Jak się okazuje, październikowa aktualizacja Windowsa 11 sprawiła, że liczba FPS w Assassin's Creed Shadows poszybowała w dół niczym główna bohaterka wykonująca skok wiary. Spadek rzędu 50% został częściowo załagodzony dzięki wypuszczonemu przez Nvidię hotfiksowi, niemniej głównym prowodyrem tej mało przyjemnej sytuacji pozostaje Microsoft.

Assassin's Creed Shadows
Assassin's Creed Shadows
Źródło zdjęć: © Steam

To, że Microsoft regularnie dokłada kolejne przypadki do i tak pokaźnych rozmiarów sterty bolączek trapiących ten system nie jest żadną tajemnicą. Gigant z Redmond usilnie ignoruje prośby społeczności o skupienie się na odciążeniu oprogramowania oraz wyeliminowaniu z niego niepotrzebnych dodatków, zamiast tego serwując agentów AI wbudowanych w OS i tłumacząc to tym, że docierające do szefostwa korporacji informacje nt. Windowsa 11 są przytłaczająco pozytywne. Jakby tego było mało, przedsiębiorstwo jest dobrze świadome tego, że niektóre ze wprowadzonych przez niego zmian mogą negatywnie odbić się na wydajności, wprost wspominając o tym w dokumentacji. Nie przeszkadza to oczywiście kontynuować realizacji planów przekształcenia tytułowego softu w "system bazujący na sztucznej inteligencji" – nawet kosztem utrudnienia życia fanom gier pokroju Assassin's Creed Shadows.

Nowa aktualizacja Windowsa 11 zmniejsza liczbę FPS w grach

Redakcja Digital Foundry dostrzegła, iż październikowa poprawka do Windowsa 11, oznaczona jako KB5066835, doprowadziła do drastycznego spadku liczby wyświetlanych klatek w niektórych grach. Jedną z produkcji dotkniętych problemem jest Assassin's Creed Shadows, w którym różnica FPS-ów między podczas działania na zaktualizowanej i niezaktualizowanej wersji systemu waha się w przedziale od 30 do nawet 50%. Początkowo Digital Foundry nie chciało wierzyć, że zjawisko to zostało spowodowane jedną łatką do systemu Microsoftu i dopiero ingerencja ze strony Nvidii rozwiała co do tego wszelkie wątpliwości.

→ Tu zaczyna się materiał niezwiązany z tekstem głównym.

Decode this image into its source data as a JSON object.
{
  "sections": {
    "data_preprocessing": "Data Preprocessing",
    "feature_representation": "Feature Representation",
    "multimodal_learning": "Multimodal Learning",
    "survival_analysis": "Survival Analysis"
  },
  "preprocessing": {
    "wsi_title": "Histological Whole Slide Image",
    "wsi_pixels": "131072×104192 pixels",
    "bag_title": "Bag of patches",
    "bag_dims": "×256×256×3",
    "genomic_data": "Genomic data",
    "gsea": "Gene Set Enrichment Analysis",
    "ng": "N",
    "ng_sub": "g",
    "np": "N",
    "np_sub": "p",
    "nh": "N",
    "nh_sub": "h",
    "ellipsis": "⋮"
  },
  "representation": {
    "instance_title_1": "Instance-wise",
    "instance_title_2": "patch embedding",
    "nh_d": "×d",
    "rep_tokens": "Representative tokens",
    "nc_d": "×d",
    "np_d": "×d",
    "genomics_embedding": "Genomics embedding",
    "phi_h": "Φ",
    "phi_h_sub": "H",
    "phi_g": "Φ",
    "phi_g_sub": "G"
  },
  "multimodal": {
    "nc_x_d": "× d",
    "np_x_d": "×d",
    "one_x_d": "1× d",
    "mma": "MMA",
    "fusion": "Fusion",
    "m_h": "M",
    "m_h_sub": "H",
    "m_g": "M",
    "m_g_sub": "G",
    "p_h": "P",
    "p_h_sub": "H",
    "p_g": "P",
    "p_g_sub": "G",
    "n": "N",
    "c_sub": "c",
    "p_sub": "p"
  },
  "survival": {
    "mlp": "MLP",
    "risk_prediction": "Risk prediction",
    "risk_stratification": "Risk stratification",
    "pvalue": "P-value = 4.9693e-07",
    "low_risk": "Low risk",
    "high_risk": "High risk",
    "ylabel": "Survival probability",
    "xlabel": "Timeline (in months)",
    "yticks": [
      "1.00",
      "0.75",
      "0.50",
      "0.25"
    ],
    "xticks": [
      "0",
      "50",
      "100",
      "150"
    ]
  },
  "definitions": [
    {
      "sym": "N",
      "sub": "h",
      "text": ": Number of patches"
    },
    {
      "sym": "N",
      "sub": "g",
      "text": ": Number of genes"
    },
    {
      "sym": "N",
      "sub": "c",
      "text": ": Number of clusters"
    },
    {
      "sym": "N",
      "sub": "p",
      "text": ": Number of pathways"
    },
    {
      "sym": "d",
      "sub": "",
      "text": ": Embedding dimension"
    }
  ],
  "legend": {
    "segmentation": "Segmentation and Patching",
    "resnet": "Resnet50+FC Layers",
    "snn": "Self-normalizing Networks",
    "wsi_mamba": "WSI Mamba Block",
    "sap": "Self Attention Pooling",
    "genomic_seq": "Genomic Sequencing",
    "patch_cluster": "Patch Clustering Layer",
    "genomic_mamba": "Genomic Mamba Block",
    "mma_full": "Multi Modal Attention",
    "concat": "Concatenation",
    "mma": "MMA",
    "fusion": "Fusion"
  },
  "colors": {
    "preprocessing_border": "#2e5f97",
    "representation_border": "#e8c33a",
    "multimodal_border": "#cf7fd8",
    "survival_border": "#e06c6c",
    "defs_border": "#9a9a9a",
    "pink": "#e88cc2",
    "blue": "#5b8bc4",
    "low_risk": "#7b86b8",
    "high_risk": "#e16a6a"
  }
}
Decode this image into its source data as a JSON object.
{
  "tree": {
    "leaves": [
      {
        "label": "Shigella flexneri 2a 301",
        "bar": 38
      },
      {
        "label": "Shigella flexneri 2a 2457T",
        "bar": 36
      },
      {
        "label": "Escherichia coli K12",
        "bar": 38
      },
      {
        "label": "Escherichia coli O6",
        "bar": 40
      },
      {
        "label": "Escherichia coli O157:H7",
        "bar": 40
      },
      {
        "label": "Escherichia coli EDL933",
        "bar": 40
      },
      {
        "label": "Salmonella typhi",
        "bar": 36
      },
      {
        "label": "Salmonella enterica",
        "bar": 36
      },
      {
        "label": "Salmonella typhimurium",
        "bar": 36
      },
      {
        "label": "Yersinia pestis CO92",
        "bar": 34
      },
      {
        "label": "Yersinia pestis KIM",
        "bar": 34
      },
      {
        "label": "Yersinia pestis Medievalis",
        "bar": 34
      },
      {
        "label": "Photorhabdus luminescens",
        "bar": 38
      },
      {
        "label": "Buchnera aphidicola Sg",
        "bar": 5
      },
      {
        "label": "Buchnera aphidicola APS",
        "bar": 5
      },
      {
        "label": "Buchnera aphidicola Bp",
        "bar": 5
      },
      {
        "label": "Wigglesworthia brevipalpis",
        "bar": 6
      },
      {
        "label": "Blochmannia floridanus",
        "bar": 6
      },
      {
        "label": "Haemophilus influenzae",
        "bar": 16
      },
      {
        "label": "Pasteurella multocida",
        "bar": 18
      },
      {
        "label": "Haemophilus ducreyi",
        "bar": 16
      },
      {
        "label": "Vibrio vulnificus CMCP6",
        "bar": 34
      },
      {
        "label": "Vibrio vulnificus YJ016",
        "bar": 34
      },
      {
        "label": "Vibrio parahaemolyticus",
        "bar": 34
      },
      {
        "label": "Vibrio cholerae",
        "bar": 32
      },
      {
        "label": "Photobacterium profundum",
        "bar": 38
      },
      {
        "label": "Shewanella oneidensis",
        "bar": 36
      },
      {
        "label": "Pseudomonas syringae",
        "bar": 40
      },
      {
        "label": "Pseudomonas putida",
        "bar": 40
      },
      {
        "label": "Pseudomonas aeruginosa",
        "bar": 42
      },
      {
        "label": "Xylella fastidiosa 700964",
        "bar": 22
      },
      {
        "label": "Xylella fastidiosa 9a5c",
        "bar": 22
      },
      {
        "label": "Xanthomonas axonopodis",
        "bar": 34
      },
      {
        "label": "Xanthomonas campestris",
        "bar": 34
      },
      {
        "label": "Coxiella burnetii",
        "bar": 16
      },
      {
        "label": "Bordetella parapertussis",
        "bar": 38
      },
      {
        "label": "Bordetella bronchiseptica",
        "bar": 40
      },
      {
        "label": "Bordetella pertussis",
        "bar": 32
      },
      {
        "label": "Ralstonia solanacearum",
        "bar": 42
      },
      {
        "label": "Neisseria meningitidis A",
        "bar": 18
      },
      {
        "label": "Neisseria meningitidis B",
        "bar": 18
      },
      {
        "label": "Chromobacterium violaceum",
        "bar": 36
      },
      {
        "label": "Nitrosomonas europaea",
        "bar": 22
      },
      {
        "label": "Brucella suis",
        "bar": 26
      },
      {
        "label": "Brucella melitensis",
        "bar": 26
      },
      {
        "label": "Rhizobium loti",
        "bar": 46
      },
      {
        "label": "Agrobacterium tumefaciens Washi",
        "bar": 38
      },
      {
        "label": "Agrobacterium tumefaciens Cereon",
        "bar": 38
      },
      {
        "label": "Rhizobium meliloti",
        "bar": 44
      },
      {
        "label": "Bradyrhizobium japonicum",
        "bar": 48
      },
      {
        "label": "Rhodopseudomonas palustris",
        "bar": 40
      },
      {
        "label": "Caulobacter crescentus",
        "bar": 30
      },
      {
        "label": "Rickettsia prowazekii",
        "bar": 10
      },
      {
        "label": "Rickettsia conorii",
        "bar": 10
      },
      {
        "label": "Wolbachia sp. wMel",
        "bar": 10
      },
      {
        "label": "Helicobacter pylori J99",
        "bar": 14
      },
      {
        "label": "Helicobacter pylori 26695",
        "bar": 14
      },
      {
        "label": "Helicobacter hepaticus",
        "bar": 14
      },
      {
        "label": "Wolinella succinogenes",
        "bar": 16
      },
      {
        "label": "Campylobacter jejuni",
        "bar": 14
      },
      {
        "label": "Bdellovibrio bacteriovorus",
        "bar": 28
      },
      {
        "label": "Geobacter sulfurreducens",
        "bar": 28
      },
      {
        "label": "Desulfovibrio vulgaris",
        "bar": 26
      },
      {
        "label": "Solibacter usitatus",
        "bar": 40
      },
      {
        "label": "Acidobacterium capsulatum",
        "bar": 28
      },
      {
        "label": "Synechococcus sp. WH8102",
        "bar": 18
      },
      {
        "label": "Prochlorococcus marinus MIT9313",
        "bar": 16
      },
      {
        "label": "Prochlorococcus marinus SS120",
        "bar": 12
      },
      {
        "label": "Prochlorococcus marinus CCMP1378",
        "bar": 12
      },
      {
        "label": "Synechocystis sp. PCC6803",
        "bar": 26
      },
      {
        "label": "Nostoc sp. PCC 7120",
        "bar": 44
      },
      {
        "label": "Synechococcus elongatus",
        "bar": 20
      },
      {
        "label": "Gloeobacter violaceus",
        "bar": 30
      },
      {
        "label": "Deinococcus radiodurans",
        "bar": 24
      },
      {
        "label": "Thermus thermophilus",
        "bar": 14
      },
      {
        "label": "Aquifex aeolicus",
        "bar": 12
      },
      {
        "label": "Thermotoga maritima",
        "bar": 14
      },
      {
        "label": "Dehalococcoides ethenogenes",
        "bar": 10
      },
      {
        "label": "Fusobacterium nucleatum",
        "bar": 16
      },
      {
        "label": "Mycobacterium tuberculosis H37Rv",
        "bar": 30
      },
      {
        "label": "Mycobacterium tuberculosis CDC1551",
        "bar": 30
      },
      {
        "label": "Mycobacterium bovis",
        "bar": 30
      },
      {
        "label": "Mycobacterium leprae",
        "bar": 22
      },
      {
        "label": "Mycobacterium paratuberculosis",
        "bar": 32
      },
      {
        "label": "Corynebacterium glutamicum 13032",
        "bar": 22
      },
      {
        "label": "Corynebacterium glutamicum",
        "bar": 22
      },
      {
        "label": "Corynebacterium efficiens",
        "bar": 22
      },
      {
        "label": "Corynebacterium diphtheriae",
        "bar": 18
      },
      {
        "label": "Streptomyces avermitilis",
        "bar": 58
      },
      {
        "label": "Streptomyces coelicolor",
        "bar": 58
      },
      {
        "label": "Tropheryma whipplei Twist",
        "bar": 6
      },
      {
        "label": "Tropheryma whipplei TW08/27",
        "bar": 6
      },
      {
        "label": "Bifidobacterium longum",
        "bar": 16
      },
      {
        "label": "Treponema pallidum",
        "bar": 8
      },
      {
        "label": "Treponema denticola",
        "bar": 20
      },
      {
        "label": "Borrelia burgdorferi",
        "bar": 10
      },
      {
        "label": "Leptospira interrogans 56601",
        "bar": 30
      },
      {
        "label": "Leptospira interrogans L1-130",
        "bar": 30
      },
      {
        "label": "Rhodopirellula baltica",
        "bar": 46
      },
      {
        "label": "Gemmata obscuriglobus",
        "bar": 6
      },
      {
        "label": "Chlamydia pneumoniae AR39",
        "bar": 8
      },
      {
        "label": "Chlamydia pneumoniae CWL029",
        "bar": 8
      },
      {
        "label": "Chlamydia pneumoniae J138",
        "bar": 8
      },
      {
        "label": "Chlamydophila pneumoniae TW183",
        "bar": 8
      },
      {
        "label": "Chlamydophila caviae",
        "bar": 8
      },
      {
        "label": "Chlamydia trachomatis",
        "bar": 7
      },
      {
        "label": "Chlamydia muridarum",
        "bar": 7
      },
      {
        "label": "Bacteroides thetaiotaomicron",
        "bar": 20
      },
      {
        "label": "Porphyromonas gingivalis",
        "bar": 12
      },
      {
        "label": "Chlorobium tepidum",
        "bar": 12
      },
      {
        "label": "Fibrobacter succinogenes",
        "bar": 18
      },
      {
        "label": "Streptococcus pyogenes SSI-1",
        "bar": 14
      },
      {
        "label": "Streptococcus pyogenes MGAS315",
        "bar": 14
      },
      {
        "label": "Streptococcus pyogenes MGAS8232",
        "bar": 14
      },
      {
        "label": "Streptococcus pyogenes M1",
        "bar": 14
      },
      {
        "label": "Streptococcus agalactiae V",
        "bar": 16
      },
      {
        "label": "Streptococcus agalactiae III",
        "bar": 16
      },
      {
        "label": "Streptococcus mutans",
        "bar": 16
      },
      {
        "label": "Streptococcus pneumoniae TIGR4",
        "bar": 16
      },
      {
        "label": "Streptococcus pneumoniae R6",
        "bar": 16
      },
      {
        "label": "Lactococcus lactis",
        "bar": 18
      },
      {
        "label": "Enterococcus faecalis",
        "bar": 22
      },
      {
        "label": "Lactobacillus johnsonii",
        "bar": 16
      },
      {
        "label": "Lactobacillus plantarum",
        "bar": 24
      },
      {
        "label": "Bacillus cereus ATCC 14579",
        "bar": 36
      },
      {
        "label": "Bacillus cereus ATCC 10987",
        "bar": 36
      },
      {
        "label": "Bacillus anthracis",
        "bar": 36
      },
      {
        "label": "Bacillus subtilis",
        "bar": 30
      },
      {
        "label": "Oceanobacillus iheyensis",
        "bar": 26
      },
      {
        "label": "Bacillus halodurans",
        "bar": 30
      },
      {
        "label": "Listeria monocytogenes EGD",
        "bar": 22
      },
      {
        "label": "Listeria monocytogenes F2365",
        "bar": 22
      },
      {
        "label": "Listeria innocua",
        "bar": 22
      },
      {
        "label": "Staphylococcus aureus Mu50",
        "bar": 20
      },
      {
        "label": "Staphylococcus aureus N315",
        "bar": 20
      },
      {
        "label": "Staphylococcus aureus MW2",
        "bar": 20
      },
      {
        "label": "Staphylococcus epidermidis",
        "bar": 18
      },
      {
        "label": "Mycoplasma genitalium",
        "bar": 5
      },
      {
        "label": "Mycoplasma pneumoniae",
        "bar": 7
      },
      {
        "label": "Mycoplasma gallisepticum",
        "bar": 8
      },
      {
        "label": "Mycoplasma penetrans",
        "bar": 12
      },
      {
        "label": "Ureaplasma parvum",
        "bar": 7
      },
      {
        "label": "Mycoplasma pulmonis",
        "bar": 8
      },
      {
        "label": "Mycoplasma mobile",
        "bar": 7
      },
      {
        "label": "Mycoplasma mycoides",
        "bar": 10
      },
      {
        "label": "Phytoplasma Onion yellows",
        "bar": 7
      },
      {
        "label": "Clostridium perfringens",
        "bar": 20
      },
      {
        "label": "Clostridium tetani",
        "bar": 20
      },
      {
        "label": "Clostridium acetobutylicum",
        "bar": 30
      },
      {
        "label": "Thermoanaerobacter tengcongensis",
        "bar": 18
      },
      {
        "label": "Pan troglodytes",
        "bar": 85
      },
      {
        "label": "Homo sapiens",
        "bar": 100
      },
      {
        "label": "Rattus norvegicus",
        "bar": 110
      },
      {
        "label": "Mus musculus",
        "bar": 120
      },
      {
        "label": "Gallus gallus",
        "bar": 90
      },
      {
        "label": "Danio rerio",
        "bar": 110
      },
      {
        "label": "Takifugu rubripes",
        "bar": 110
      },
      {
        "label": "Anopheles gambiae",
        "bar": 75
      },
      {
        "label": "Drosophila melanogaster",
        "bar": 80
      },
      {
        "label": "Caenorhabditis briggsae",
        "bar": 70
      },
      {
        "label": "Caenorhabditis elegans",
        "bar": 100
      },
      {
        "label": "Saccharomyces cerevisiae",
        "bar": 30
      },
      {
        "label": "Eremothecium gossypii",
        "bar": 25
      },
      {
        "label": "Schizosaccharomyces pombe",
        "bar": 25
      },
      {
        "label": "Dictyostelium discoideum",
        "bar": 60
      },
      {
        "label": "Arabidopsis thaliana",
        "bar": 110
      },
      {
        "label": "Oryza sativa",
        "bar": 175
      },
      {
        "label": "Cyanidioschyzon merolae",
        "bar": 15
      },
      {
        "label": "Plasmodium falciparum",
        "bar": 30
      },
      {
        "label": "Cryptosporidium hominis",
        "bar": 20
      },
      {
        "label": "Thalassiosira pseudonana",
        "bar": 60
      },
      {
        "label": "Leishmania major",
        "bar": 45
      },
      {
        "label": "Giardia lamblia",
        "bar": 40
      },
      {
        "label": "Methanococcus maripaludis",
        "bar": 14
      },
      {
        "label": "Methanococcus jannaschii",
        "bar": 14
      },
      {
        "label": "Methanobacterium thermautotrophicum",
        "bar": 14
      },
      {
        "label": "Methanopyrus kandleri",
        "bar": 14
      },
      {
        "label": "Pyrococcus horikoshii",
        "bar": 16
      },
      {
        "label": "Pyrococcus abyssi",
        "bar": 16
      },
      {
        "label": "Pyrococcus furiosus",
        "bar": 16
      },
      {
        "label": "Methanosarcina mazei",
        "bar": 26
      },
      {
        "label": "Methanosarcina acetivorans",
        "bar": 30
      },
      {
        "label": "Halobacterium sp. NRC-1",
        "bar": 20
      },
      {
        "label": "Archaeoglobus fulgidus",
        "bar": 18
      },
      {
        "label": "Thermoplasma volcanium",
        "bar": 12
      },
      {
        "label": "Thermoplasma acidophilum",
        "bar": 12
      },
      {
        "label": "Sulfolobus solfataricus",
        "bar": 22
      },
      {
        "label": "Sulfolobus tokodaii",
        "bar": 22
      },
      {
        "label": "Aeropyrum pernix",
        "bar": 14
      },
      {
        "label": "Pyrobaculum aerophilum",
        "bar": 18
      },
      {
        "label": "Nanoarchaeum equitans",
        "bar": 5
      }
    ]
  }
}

Z przeprowadzonych testów, w których udział wziął komputer wyposażony w procesor AMD Ryzen 9800X3D oraz kartę graficzną GeForce RTX 5090, wynikło, iż różnica w klatkach jest rzeczywiście kolosalna. W zależności od lokacji FPS-y mogą spaść z okolic 70 do nieco ponad 30, a jedyną zmienną jest felerna aktualizacja Windowsa 11. Wychodzi więc na to, iż przesiadka na Linuksa staje się coraz bardziej kuszącą alternatywą – szczególnie że na jego dystrybucjach zagramy już praktycznie w większość tytułów, za wyjątkiem tych wymagających do poprawnego działania oprogramowania typu anti-cheat.

Dowody na negatywny wpływ wywierany przez poprawkę KB5066835 do Windowsa 11 są niezbite, niemniej wciąż dokładnie nie wiadomo, jak wiele gier ucierpiało z jej tytułu. Prócz wspomnianego Assassin's Creed Shadows równie często wskazuje się na Counter-Strike 2, w którym to zaobserwowano nietypowe spadki płynności i przejściowe "ścinki". W tymczasowym obejściu niedogodności może pomóc ściągnięcie hotfiksa do kart graficznych Nvidii, acz jest jeden haczyk – musimy ściągnąć go z poziomu strony internetowej producenta, jako że wciąż nie został oddany do oficjalnej dystrybucji ze względu na brak wymaganych szlifów.

W skrócie – jeśli korzystamy z naszego peceta do grania, powinniśmy wstrzymać się z instalowaniem świeżych aktualizacji Windowsa 11, jako że niosą one ze sobą więcej szkód niż korzyści.